Melatonin which regulates the circadian rhythm, may be a reasonable first-line option for isolated sleep disturbance. Trazodone could also be used as a short-term treatment of insomnia, although there is little literature to guide this practice. One case study has also included the use of chloral hydrate, and zopiclone for insomnia .
In the post-inflammatory phase of anti-NMDAR encephalitis patient may have ongoing residual symptoms of anxiety, inattention, impulsivity, psychosis, depression, and panic that may benefit from usual treatment of Selective Serotonin Reupdate Inhibitors (SSRIs) or stimulants.
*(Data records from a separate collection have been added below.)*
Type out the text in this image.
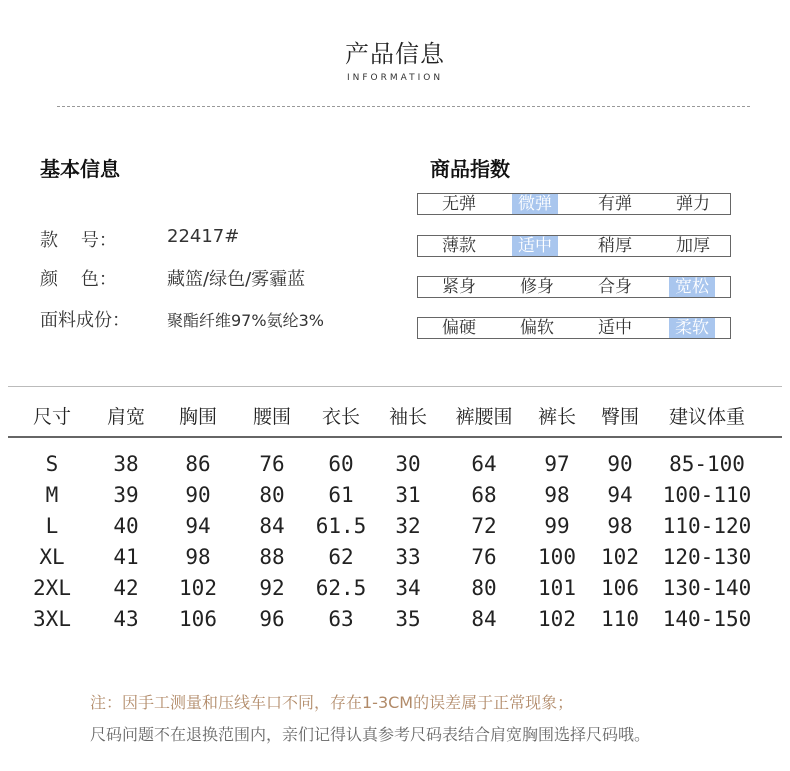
产品信息
INFORMATION
基本信息
款    号：	22417#
颜    色：	藏篮/绿色/雾霾蓝
面料成份： 聚酯纤维97%氨纶3%
商品指数
无弹	微弹	有弹	弹力
薄款	适中	稍厚	加厚
紧身	修身	合身	宽松
偏硬	偏软	适中	柔软
尺寸 肩宽 胸围 腰围 衣长 袖长 裤腰围 裤长 臀围 建议体重
S	38 86 76 60 30 64 97 90 85-100
M	39 90 80 61 31 68 98 94 100-110
L	40 94 84 61.5 32 72 99 98 110-120
XL 41 98 88 62 33 76 100 102 120-130
2XL 42 102 92 62.5 34 80 101 106 130-140
3XL 43 106 96 63 35 84 102 110 140-150
注：因手工测量和压线车口不同，存在1-3CM的误差属于正常现象；
尺码问题不在退换范围内，亲们记得认真参考尺码表结合肩宽胸围选择尺码哦。
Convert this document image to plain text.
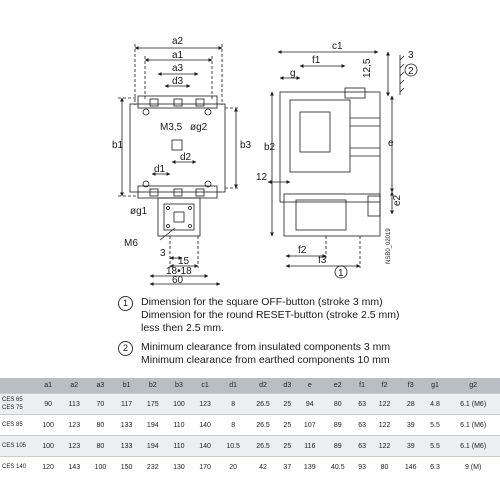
a2
a1
a3
d3
M3,5 øg2
b1	b3
d2
d1
øg1
M6
3
15
18•18
60
c1
f1
g	12,5
3
2
b2	e
12
e2
f2
f3
1
NSB0_02019
1	Dimension for the square OFF-button (stroke 3 mm)
Dimension for the round RESET-button (stroke 2.5 mm)
less then 2.5 mm.
2	Minimum clearance from insulated components 3 mm
Minimum clearance from earthed components 10 mm
	a1	a2	a3	b1	b2	b3	c1	d1	d2	d3	e	e2	f1	f2	f3	g1	g2

CES 65
CES 75	90	113	70	117	175	100	123	8	26.5	25	94	80	63	122	28	4.8	6.1 (M6)

CES 85	100	123	80	133	194	110	140	8	26.5	25	107	89	63	122	39	5.5	6.1 (M6)

CES 105	100	123	80	133	194	110	140	10.5	26.5	25	116	89	63	122	39	5.5	6.1 (M6)

CES 140	120	143	100	150	232	130	170	20	42	37	139	40.5	93	80	146	6.3	9 (M)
One of cases above was started on citalopram during inpatient rehab which seemed beneficial.
Potential role of electroconvulsive therapy (ECT)
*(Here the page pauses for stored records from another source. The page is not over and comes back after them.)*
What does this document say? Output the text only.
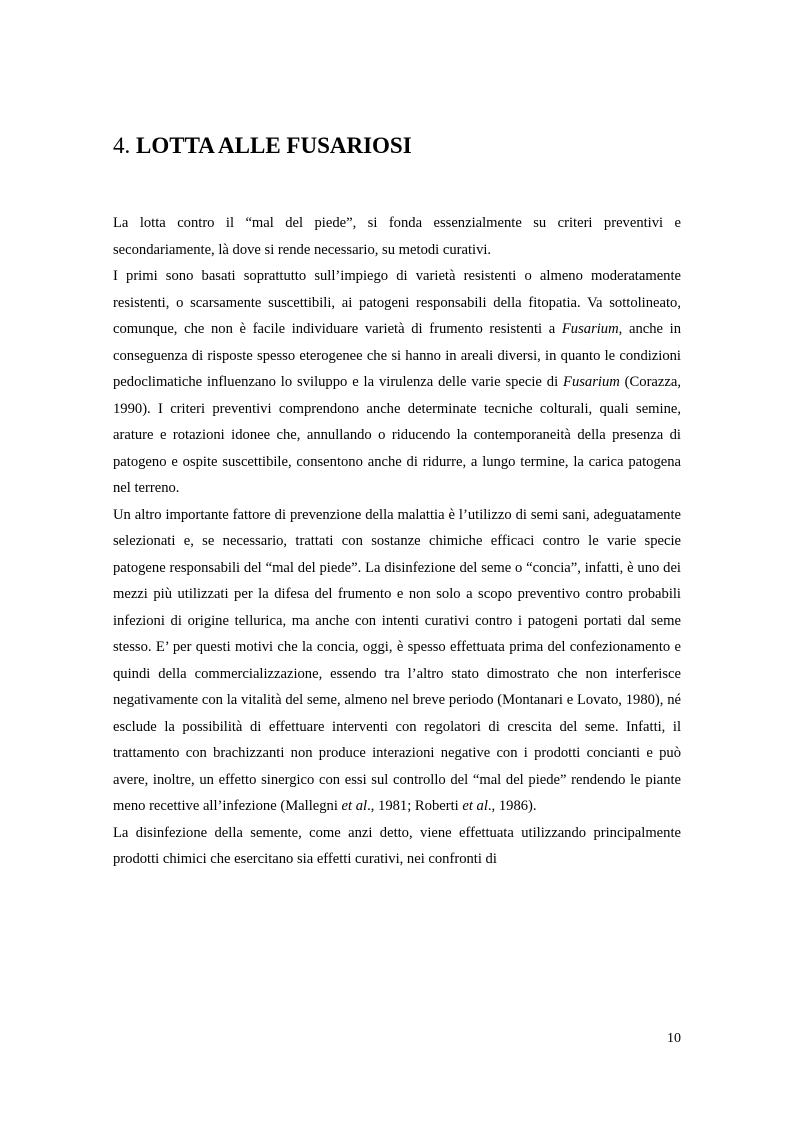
4. LOTTA ALLE FUSARIOSI

La lotta contro il “mal del piede”, si fonda essenzialmente su criteri preventivi e secondariamente, là dove si rende necessario, su metodi curativi.

I primi sono basati soprattutto sull’impiego di varietà resistenti o almeno moderatamente resistenti, o scarsamente suscettibili, ai patogeni responsabili della fitopatia. Va sottolineato, comunque, che non è facile individuare varietà di frumento resistenti a Fusarium, anche in conseguenza di risposte spesso eterogenee che si hanno in areali diversi, in quanto le condizioni pedoclimatiche influenzano lo sviluppo e la virulenza delle varie specie di Fusarium (Corazza, 1990). I criteri preventivi comprendono anche determinate tecniche colturali, quali semine, arature e rotazioni idonee che, annullando o riducendo la contemporaneità della presenza di patogeno e ospite suscettibile, consentono anche di ridurre, a lungo termine, la carica patogena nel terreno.

Un altro importante fattore di prevenzione della malattia è l’utilizzo di semi sani, adeguatamente selezionati e, se necessario, trattati con sostanze chimiche efficaci contro le varie specie patogene responsabili del “mal del piede”. La disinfezione del seme o “concia”, infatti, è uno dei mezzi più utilizzati per la difesa del frumento e non solo a scopo preventivo contro probabili infezioni di origine tellurica, ma anche con intenti curativi contro i patogeni portati dal seme stesso. E’ per questi motivi che la concia, oggi, è spesso effettuata prima del confezionamento e quindi della commercializzazione, essendo tra l’altro stato dimostrato che non interferisce negativamente con la vitalità del seme, almeno nel breve periodo (Montanari e Lovato, 1980), né esclude la possibilità di effettuare interventi con regolatori di crescita del seme. Infatti, il trattamento con brachizzanti non produce interazioni negative con i prodotti concianti e può avere, inoltre, un effetto sinergico con essi sul controllo del “mal del piede” rendendo le piante meno recettive all’infezione (Mallegni et al., 1981; Roberti et al., 1986).

La disinfezione della semente, come anzi detto, viene effettuata utilizzando principalmente prodotti chimici che esercitano sia effetti curativi, nei confronti di

10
ECT has been found by several case reports to be effective in treating patients (age ranging from 14 to 47 years old) with anti-NMDRA encephalitis. Regarding pediatric patients, one case study reported an 11-year-old girl with NMS and malignant catatonia associated with paraneoplastic limbic encephalitis caused by an ovarian teratoma was successfully treated with 8 ECT sessions before treatment team identifying her ovarian teratoma. The ECT was suspended after her surgery, and her psychosis resolved by the fourth postoperative day. Another 16-year-old girl with anti-NMDAR encephalitis, malignant catatonia and autonomic instability who failed aggressive immunotherapy and high-dose of benzodiazepines, had a robust response to 8 ECT sessions. Therefore, removing the underline etiology is still the most important treatment but ECT could resolve the life-threatening NMS and malignant catatonia as quickly as possible. Although ECT might not be as effective as it is to treat NMS or catatonia associated with a primary psychiatric illness, it is still an effective treatment if patients fail benzodiazepines to treat catatonia, or not respond well to immunotherapy, or the treatment team cannot identify the underlying etiology. The combination of benzodiazepines and ECT may be synergistic in efficacy [13,18-20].
Neuropsychiatric symptoms, including agitation, aggression, catatonia, and insomnia are common in youth with anti- NMDAR encephalitis as demonstrated in the cases mentioned above. Child and adolescent psychiatrists are often consulted to help treat these symptoms which interfere with hospital care and treatment and likely play a key role in the multidisciplinary teams needed. Although there is a growing body of literature available, there is still limited evidence to guide treatment algorithms for the psychiatric care of symptoms associated with anti-NMDAR encephalitis. Ongoing multisite and multispecialty collaborative efforts are needed to create standards of care models and more clearly defined treatment algorithms.